Following this performance, Gallant’s profile in the market rose substantially. As we planned a trip for him to play festivals the following year, we used his ability to speak Japanese as a leverage point to get him booked on Fuji Rock in Japan to give fans in another Asian country the chance to see him live. Can you imagine the reaction from the Japanese crowd when halfway through his performance he whipped out his Japanese skills?
On that same trip, Gallant brought out Lee Hi on stage to perform with him in front of his 20,000+ singing fans at Jisan Valley Rock Festival in Korea, which was another great moment in a story that will be told for decades to come as Gallant continues to build his career overseas – he is well on his way to becoming one of the most successful American artists in Korea.
5) One trip is just the beginning. Go to the market multiple times to build your artist’s business and see lasting impact.
As Gallant did, multiple trips is essential to grow your following, explore promotional possibilities, and capitalize on revenue generating opportunities.
Last year, ZHU went to China for the first time, and the results were astounding. He sold out his show, finalized the lead single of superstar Chris Lee’s next album, and shot an Adidas ad campaign co-starring Angelababy, one of China’s most famous female celebrities.
For ZHU, this is just the beginning.

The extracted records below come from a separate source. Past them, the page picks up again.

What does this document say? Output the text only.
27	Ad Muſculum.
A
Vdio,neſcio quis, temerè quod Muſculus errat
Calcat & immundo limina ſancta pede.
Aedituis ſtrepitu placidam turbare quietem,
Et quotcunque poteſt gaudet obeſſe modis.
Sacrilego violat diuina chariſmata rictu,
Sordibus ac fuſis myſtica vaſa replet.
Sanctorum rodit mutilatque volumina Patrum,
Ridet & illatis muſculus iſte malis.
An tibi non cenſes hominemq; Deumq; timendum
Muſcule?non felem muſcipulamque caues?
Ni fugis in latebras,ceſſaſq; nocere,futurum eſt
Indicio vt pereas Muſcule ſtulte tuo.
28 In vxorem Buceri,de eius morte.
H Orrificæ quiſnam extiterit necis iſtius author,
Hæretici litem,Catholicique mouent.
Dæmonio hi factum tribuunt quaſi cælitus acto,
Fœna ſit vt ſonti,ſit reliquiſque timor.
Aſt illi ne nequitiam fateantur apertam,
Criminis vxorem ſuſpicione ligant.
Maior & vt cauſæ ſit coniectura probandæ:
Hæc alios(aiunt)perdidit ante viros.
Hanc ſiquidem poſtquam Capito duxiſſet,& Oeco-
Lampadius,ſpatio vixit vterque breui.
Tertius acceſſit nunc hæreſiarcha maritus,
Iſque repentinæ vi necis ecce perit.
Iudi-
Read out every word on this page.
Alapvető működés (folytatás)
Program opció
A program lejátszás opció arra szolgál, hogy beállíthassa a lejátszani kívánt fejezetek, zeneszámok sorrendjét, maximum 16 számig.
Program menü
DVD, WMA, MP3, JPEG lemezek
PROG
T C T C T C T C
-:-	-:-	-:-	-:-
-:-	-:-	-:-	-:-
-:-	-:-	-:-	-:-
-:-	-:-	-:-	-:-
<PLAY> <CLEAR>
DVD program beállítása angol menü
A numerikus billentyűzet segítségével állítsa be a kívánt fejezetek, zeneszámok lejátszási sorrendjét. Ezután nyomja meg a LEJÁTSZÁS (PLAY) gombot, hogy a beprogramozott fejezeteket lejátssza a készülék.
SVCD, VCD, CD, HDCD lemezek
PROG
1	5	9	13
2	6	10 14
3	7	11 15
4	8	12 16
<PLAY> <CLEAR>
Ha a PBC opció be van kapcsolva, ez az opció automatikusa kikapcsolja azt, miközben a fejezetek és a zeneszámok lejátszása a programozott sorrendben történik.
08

Following today’s announcement, he will be going back to China this year to play festivals, shoot a magazine cover, and perform at a launch event of an elite fashion brand.
Grace VanderWaal visited Japan twice last year. Sony coordinated two brilliant promo runs in Japan in anticipation of and on the back of the release of her debut album, Just the Beginning. Following TV appearances, fan events, and press opportunities, the album went #1 across the charts in the competitive month of November with Taylor Swift and Sam Smith releases.
Our company is very bullish on Asian territories. Most of our acts’ second and third biggest markets are in Asia so we find ourselves prioritizing these markets often. The language barrier can make it difficult to establish a mutual understanding for how to create in the most beneficial way.
Luckily, our head of business development, Fred Hwang, speaks fluent Mandarin and spends up to 1/3 of his time in Asia. We are very passionate about building with our Asian partners (brands, DSPs, etc.) to streamline communication and content in the most effective way to reach the fans in each market.
It was important ZHU, as the largest Chinese American recording artist in the world, is part of the new Liquid State joint venture here in China to ensure his upcoming original music and collaborations with artists including Tame Impala are showcased and marketed properly throughout Asia.
While China has come a long way in terms of its musical evolution, here is how far there is still is to come… When I was in Shanghai at the end of 2016, I learned the lack of live music venues is one of the main issues preventing hard ticket tours from taking place across more than five cities, despite China having nine cities bigger than Los Angeles.
There are varying international strategies to build artist careers. For emerging artists needing to create their next body of work and continue to focus most of their efforts domestically, we have seen success by focusing energy on select key markets.
Your artist only has so much time, so in most cases, it doesn’t make sense to scatter it everywhere. People’s attentions shift quickly – If you manage to build momentum with your artist in a market, keep driving it forward whatever it takes.